Samuel Paolucci, professor of aerospace and mechanical engineering at the University of Notre Dame, has been named a fellow of the American Society of Mechanical Engineers (ASME).
Fellow is the highest elected grade of membership in ASME and is conferred upon a member with at least 10 years of active engineering practice who has made significant contributions to the field.
A faculty member since 1989, Paolucci specializes in the study of fluid mechanics, focusing on laminar and turbulent natural convection in enclosures, stability of flows, nonlinear dynamical systems and chaos, two-phase flows, and analytical and computational solutions of partial differential equations. He earned his doctorate fromCornellUniversity. He also is a member of the American Physical Society, the Society for Industrial and Applied Mathematics and Sigma Xi, the scientific research society.
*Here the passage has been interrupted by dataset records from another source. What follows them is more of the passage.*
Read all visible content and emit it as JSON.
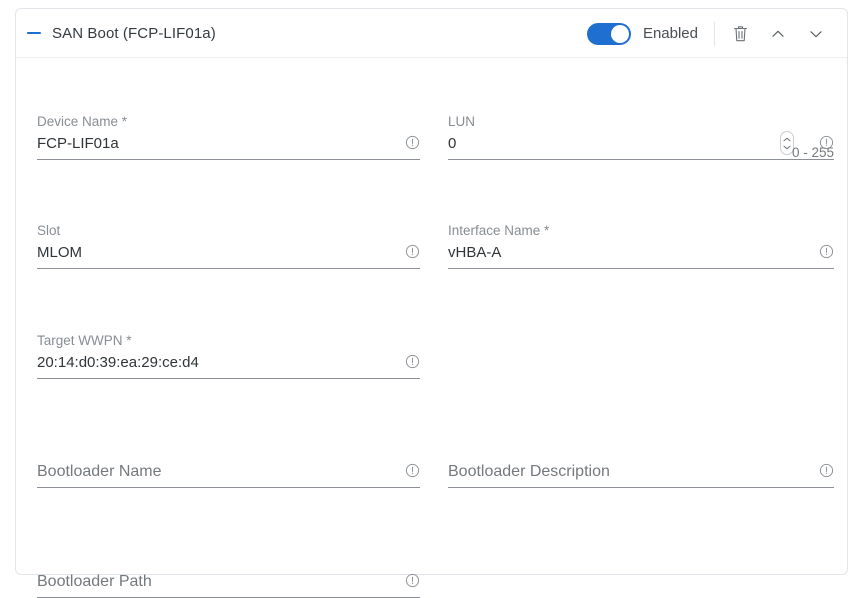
{
  "card": {
    "title": "SAN Boot (FCP-LIF01a)",
    "collapse_icon": "minus-icon",
    "toggle": {
      "label": "Enabled",
      "state": "on",
      "color": "#1f6fd0"
    },
    "actions": [
      {
        "name": "delete-button",
        "icon": "trash-icon"
      },
      {
        "name": "move-up-button",
        "icon": "chevron-up-icon"
      },
      {
        "name": "move-down-button",
        "icon": "chevron-down-icon"
      }
    ]
  },
  "fields": {
    "device_name": {
      "label": "Device Name *",
      "value": "FCP-LIF01a",
      "info_icon": "info-icon"
    },
    "lun": {
      "label": "LUN",
      "value": "0",
      "hint": "0 - 255",
      "info_icon": "info-icon",
      "stepper_icon": "stepper-updown-icon"
    },
    "slot": {
      "label": "Slot",
      "value": "MLOM",
      "info_icon": "info-icon"
    },
    "interface_name": {
      "label": "Interface Name *",
      "value": "vHBA-A",
      "info_icon": "info-icon"
    },
    "target_wwpn": {
      "label": "Target WWPN *",
      "value": "20:14:d0:39:ea:29:ce:d4",
      "info_icon": "info-icon"
    },
    "bootloader_name": {
      "placeholder": "Bootloader Name",
      "value": "",
      "info_icon": "info-icon"
    },
    "bootloader_description": {
      "placeholder": "Bootloader Description",
      "value": "",
      "info_icon": "info-icon"
    },
    "bootloader_path": {
      "placeholder": "Bootloader Path",
      "value": "",
      "info_icon": "info-icon"
    }
  }
}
While less than 3 percent of the membership of the ASME are elected to fellow status, Paolucci is the 10th member Notre Dames aerospace and mechanical engineering faculty to be named a fellow. The others are: Hafiz M. Atassi, Thomas C. Corke, Patrick F. Dunn, Frank P. Incropera, Thomas J. Mueller, John E. Renaud, Mihir Sen, Albin A. Szewczyk, and Kwang-Tsu Yang.
Founded in 1880, ASME is a 120,000 member professional organization that focuses on technical, educational and research issues in the engineering and technology communities. ASME conducts one of the worlds largest technical publishing operations, holds numerous technical conferences worldwide and offers hundreds of professional development courses each year.